In September 1643, Ormond agrees a truce, or ‘Cessation’, with the Confederation, freeing his troops for use in England against Parliament in the First English Civil War. Some Irish Protestants object, and switch sides, including Sir Charles Coote, who becomes Parliamentarian commander in Connacht. Charles surrenders in 1646, while a Covenanter/Royalist uprising is quickly suppressed in the 1648 Second English Civil War. On January 17, 1649, the Confederation allies with Ormond’s Royalists. Following the execution of Charles on January 30, they are joined by the Laggan Army, and remaining Scots troops in Ulster.

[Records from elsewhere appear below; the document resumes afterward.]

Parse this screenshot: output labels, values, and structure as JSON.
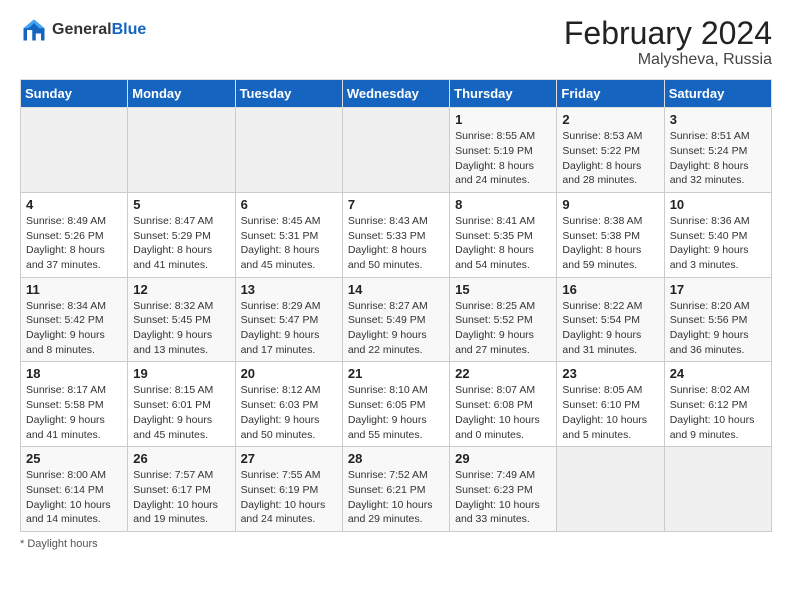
{
  "logo": {
    "general": "General",
    "blue": "Blue"
  },
  "header": {
    "month": "February 2024",
    "location": "Malysheva, Russia"
  },
  "weekdays": [
    "Sunday",
    "Monday",
    "Tuesday",
    "Wednesday",
    "Thursday",
    "Friday",
    "Saturday"
  ],
  "weeks": [
    [
      {
        "day": "",
        "info": ""
      },
      {
        "day": "",
        "info": ""
      },
      {
        "day": "",
        "info": ""
      },
      {
        "day": "",
        "info": ""
      },
      {
        "day": "1",
        "info": "Sunrise: 8:55 AM\nSunset: 5:19 PM\nDaylight: 8 hours and 24 minutes."
      },
      {
        "day": "2",
        "info": "Sunrise: 8:53 AM\nSunset: 5:22 PM\nDaylight: 8 hours and 28 minutes."
      },
      {
        "day": "3",
        "info": "Sunrise: 8:51 AM\nSunset: 5:24 PM\nDaylight: 8 hours and 32 minutes."
      }
    ],
    [
      {
        "day": "4",
        "info": "Sunrise: 8:49 AM\nSunset: 5:26 PM\nDaylight: 8 hours and 37 minutes."
      },
      {
        "day": "5",
        "info": "Sunrise: 8:47 AM\nSunset: 5:29 PM\nDaylight: 8 hours and 41 minutes."
      },
      {
        "day": "6",
        "info": "Sunrise: 8:45 AM\nSunset: 5:31 PM\nDaylight: 8 hours and 45 minutes."
      },
      {
        "day": "7",
        "info": "Sunrise: 8:43 AM\nSunset: 5:33 PM\nDaylight: 8 hours and 50 minutes."
      },
      {
        "day": "8",
        "info": "Sunrise: 8:41 AM\nSunset: 5:35 PM\nDaylight: 8 hours and 54 minutes."
      },
      {
        "day": "9",
        "info": "Sunrise: 8:38 AM\nSunset: 5:38 PM\nDaylight: 8 hours and 59 minutes."
      },
      {
        "day": "10",
        "info": "Sunrise: 8:36 AM\nSunset: 5:40 PM\nDaylight: 9 hours and 3 minutes."
      }
    ],
    [
      {
        "day": "11",
        "info": "Sunrise: 8:34 AM\nSunset: 5:42 PM\nDaylight: 9 hours and 8 minutes."
      },
      {
        "day": "12",
        "info": "Sunrise: 8:32 AM\nSunset: 5:45 PM\nDaylight: 9 hours and 13 minutes."
      },
      {
        "day": "13",
        "info": "Sunrise: 8:29 AM\nSunset: 5:47 PM\nDaylight: 9 hours and 17 minutes."
      },
      {
        "day": "14",
        "info": "Sunrise: 8:27 AM\nSunset: 5:49 PM\nDaylight: 9 hours and 22 minutes."
      },
      {
        "day": "15",
        "info": "Sunrise: 8:25 AM\nSunset: 5:52 PM\nDaylight: 9 hours and 27 minutes."
      },
      {
        "day": "16",
        "info": "Sunrise: 8:22 AM\nSunset: 5:54 PM\nDaylight: 9 hours and 31 minutes."
      },
      {
        "day": "17",
        "info": "Sunrise: 8:20 AM\nSunset: 5:56 PM\nDaylight: 9 hours and 36 minutes."
      }
    ],
    [
      {
        "day": "18",
        "info": "Sunrise: 8:17 AM\nSunset: 5:58 PM\nDaylight: 9 hours and 41 minutes."
      },
      {
        "day": "19",
        "info": "Sunrise: 8:15 AM\nSunset: 6:01 PM\nDaylight: 9 hours and 45 minutes."
      },
      {
        "day": "20",
        "info": "Sunrise: 8:12 AM\nSunset: 6:03 PM\nDaylight: 9 hours and 50 minutes."
      },
      {
        "day": "21",
        "info": "Sunrise: 8:10 AM\nSunset: 6:05 PM\nDaylight: 9 hours and 55 minutes."
      },
      {
        "day": "22",
        "info": "Sunrise: 8:07 AM\nSunset: 6:08 PM\nDaylight: 10 hours and 0 minutes."
      },
      {
        "day": "23",
        "info": "Sunrise: 8:05 AM\nSunset: 6:10 PM\nDaylight: 10 hours and 5 minutes."
      },
      {
        "day": "24",
        "info": "Sunrise: 8:02 AM\nSunset: 6:12 PM\nDaylight: 10 hours and 9 minutes."
      }
    ],
    [
      {
        "day": "25",
        "info": "Sunrise: 8:00 AM\nSunset: 6:14 PM\nDaylight: 10 hours and 14 minutes."
      },
      {
        "day": "26",
        "info": "Sunrise: 7:57 AM\nSunset: 6:17 PM\nDaylight: 10 hours and 19 minutes."
      },
      {
        "day": "27",
        "info": "Sunrise: 7:55 AM\nSunset: 6:19 PM\nDaylight: 10 hours and 24 minutes."
      },
      {
        "day": "28",
        "info": "Sunrise: 7:52 AM\nSunset: 6:21 PM\nDaylight: 10 hours and 29 minutes."
      },
      {
        "day": "29",
        "info": "Sunrise: 7:49 AM\nSunset: 6:23 PM\nDaylight: 10 hours and 33 minutes."
      },
      {
        "day": "",
        "info": ""
      },
      {
        "day": "",
        "info": ""
      }
    ]
  ],
  "footer": {
    "note": "Daylight hours"
  }
}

There are various reasons for this. The Covenanter government, who provide support for Scottish settlers in Ulster, consider Oliver Cromwell and other leaders of the new Commonwealth of England dangerous political and religious radicals. As Scots, they object to the execution of their king by the English. As Presbyterians, they view monarchy as divinely ordained, making regicide also sacrilegious, and they transfer their allegiance to his son, Charles II of England.

However, this is offset by a split within the Confederation, between Catholic landowners who want to preserve the position prevailing in 1641, and those like Ó Néill, whose estates had been confiscated in 1607. As a result, he agrees a truce with Coote, and refuses to join the Alliance, depriving them of their most effective fighting force in the north. Despite this, by late July, Ormond’s combined Royalist/Confederate army control most of Ireland.

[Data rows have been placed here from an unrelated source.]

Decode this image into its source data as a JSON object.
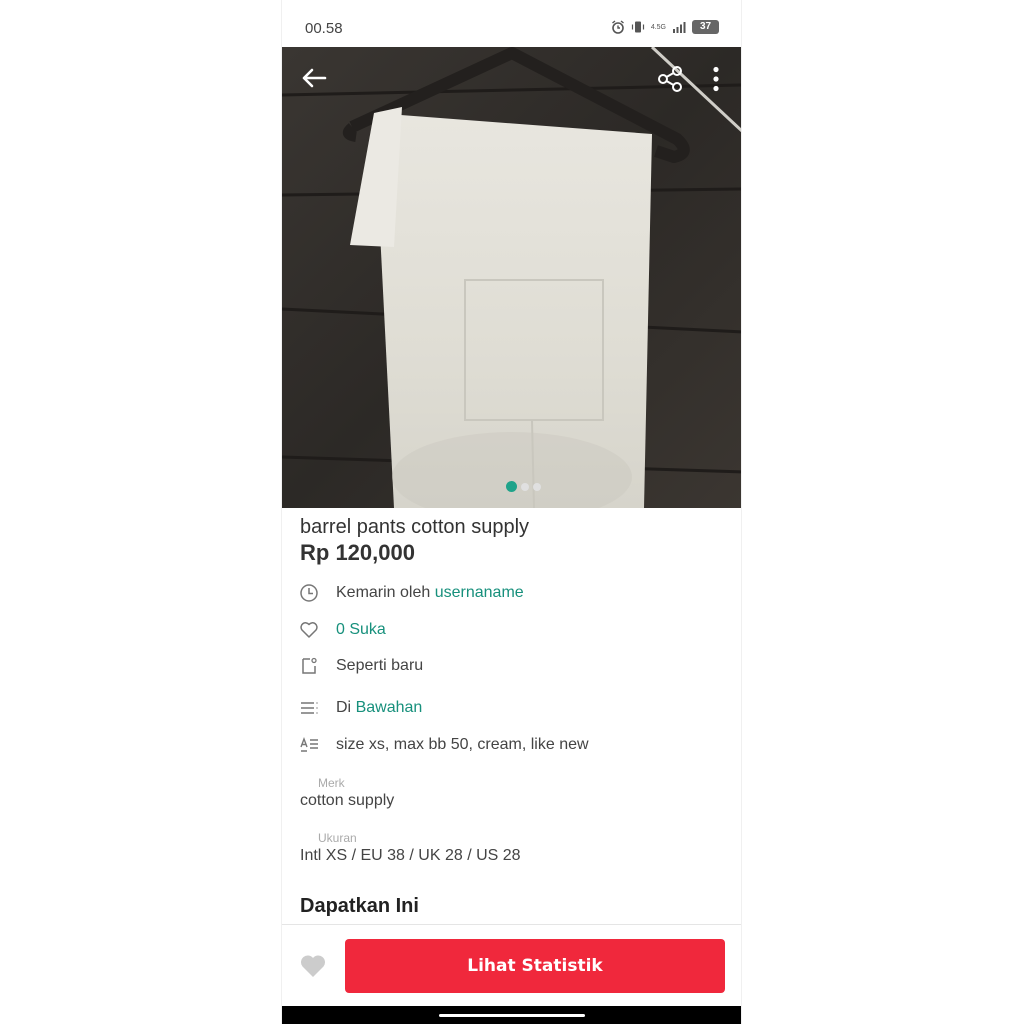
{
  "status_bar": {
    "time": "00.58",
    "network": "4.5G",
    "battery": "37"
  },
  "image_carousel": {
    "image_count": 3,
    "active_index": 0,
    "image_icon": "product-photo-white-pants-on-hanger",
    "back_icon": "arrow-left-icon",
    "share_icon": "share-icon",
    "more_icon": "more-vertical-icon"
  },
  "product": {
    "title": "barrel pants cotton supply",
    "price": "Rp 120,000"
  },
  "details": {
    "time_prefix": "Kemarin oleh ",
    "username": "usernaname",
    "likes": "0 Suka",
    "condition": "Seperti baru",
    "category_prefix": "Di ",
    "category": "Bawahan",
    "description": "size xs, max bb 50, cream, like new"
  },
  "attributes": {
    "merk_label": "Merk",
    "merk_value": "cotton supply",
    "size_label": "Ukuran",
    "size_value": "Intl XS / EU 38 / UK 28 / US 28"
  },
  "section": {
    "title": "Dapatkan Ini"
  },
  "bottom_bar": {
    "cta_label": "Lihat Statistik"
  },
  "colors": {
    "accent_green": "#17907c",
    "cta_red": "#f0283c"
  }
}
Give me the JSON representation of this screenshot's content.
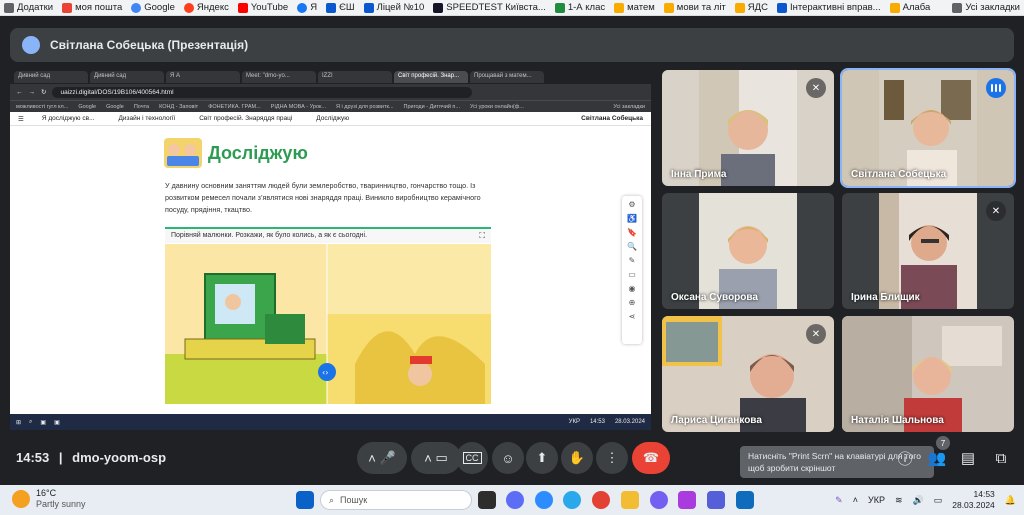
{
  "bookmarks_bar": {
    "items": [
      {
        "label": "Додатки",
        "icon": "apps-icon",
        "color": "#5f6368"
      },
      {
        "label": "моя пошта",
        "icon": "gmail-icon",
        "color": "#ea4335"
      },
      {
        "label": "Google",
        "icon": "google-icon",
        "color": "#4285f4"
      },
      {
        "label": "Яндекс",
        "icon": "yandex-icon",
        "color": "#fc3f1d"
      },
      {
        "label": "YouTube",
        "icon": "youtube-icon",
        "color": "#ff0000"
      },
      {
        "label": "Я",
        "icon": "facebook-icon",
        "color": "#1877f2"
      },
      {
        "label": "ЄШ",
        "icon": "doc-icon",
        "color": "#0b57d0"
      },
      {
        "label": "Ліцей №10",
        "icon": "doc-icon",
        "color": "#0b57d0"
      },
      {
        "label": "SPEEDTEST Київста...",
        "icon": "speedtest-icon",
        "color": "#141526"
      },
      {
        "label": "1-А клас",
        "icon": "classroom-icon",
        "color": "#1e8e3e"
      },
      {
        "label": "матем",
        "icon": "drive-icon",
        "color": "#f9ab00"
      },
      {
        "label": "мови та літ",
        "icon": "drive-icon",
        "color": "#f9ab00"
      },
      {
        "label": "ЯДС",
        "icon": "drive-icon",
        "color": "#f9ab00"
      },
      {
        "label": "Інтерактивні вправ...",
        "icon": "doc-icon",
        "color": "#0b57d0"
      },
      {
        "label": "Алаба",
        "icon": "drive-icon",
        "color": "#f9ab00"
      }
    ],
    "all_bookmarks": "Усі закладки"
  },
  "meet_header": {
    "presenter": "Світлана Собецька (Презентація)"
  },
  "shared_screen": {
    "tabs": [
      "Дивний сад",
      "Дивний сад",
      "Я А",
      "Meet: \"dmo-yo...",
      "IZZI",
      "Світ професій. Знар...",
      "Прощавай з матем..."
    ],
    "url": "uaizzi.digital/DOS/19B106/400564.html",
    "bookmarks": [
      "можливості гугл кл...",
      "Google",
      "Google",
      "Почта",
      "КОНД - Заповіт",
      "ФОНЕТИКА. ГРАМ...",
      "РІДНА МОВА - Урок...",
      "Я і друзі для розвитк...",
      "Пригоди - Дитячий п...",
      "Усі уроки онлайн(ф...",
      "Усі закладки"
    ],
    "nav": [
      "Я досліджую св...",
      "Дизайн і технології",
      "Світ професій. Знаряддя праці",
      "Досліджую"
    ],
    "user": "Світлана Собецька",
    "lesson_title": "Досліджую",
    "paragraph": "У давнину основним заняттям людей були землеробство, тваринництво, гончарство тощо. Із розвитком ремесел почали з’являтися нові знаряддя праці. Виникло виробництво керамічного посуду, прядіння, ткацтво.",
    "task": "Порівняй малюнки. Розкажи, як було колись, а як є сьогодні.",
    "taskbar_lang": "УКР",
    "taskbar_time": "14:53",
    "taskbar_date": "28.03.2024"
  },
  "participants": [
    {
      "name": "Інна Прима",
      "muted": true
    },
    {
      "name": "Світлана Собецька",
      "muted": false,
      "speaking": true
    },
    {
      "name": "Оксана Суворова",
      "muted": false
    },
    {
      "name": "Ірина Блищик",
      "muted": true
    },
    {
      "name": "Лариса Циганкова",
      "muted": true
    },
    {
      "name": "Наталія Шальнова",
      "muted": false
    }
  ],
  "controls": {
    "time": "14:53",
    "meeting_code": "dmo-yoom-osp",
    "toast": "Натисніть \"Print Scrn\" на клавіатурі для того щоб зробити скріншот",
    "participant_count": "7",
    "hangup_color": "#ea4335"
  },
  "windows_taskbar": {
    "temperature": "16°C",
    "weather": "Partly sunny",
    "search_placeholder": "Пошук",
    "lang": "УКР",
    "time": "14:53",
    "date": "28.03.2024",
    "notification_count": "17"
  }
}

Ormond’s defeat at the Battle of Rathmines on August 2 allows Cromwell and an army of 12,000 to land in Dublin unopposed. After capturing Drogheda on September 11, his main force heads south towards Wexford. Colonel Robert Venables is sent north with three regiments, or around 2,500 men, to take control of Ulster. Munro’s garrisons surrender with minimal resistance, and by the end of September, Venables has occupied Dundalk, Carlingford, Newry, and Belfast. These are accompanied by the mass expulsion of Scots settlers, as punishment for their defection. When Coote captures Coleraine on September 15, he massacres the largely Scottish garrison.

Ó Néill’s death in November 1649 and Coote’s defeat of a combined Royalist/Covenanter force at Lisnagarvey in December leaves the Catholic Ulster army as the only remaining opposition to the Commonwealth in the north. At a meeting at Belturbet on March 18, 1650, Heber MacMahon, Catholic Bishop of Clogher, is appointed in his place. Although a leading figure in the Confederation, MacMahon has no military experience and opposes the alliance with Ormond’s Royalists. His election is essentially a compromise between supporters of Henry, Ó Néill’s son, and his cousin, Felim Ó Néill.

By May 20, MacMahon and his deputy Richard O’Farrell have assembled an army near Loughgall, with 5,000 infantry and 1,000 cavalry. They lack both arms and artillery but after Ormond promises to send these from Connacht, they march north, intending to divide Coote’s troops at Derry from those commanded by Venables at Carrickfergus in the east. To do this, MacMahon establishes a line of garrisons with its northern end at Ballycastle, then moves south, intending to cross the River Foyle just below Lifford and maintain contact with Ormond through Ballyshannon.

At this point, Coote has only 1,400 men and seems vulnerable. The Irish cross the river on June 2, beating off an attack by the Commonwealth cavalry and occupy Lifford, where they spend the next two weeks and Coote withdraws to Derry. However, the supplies promised by Ormond fail to arrive, leaving MacMahon short of provisions, while on June 18 Coote is joined by an additional 1,000 infantry under Colonel Roger Fenwick sent from Belfast. At the same time, detaching men for the new garrisons leave MacMahon with around 4,000 infantry and 400 cavalry.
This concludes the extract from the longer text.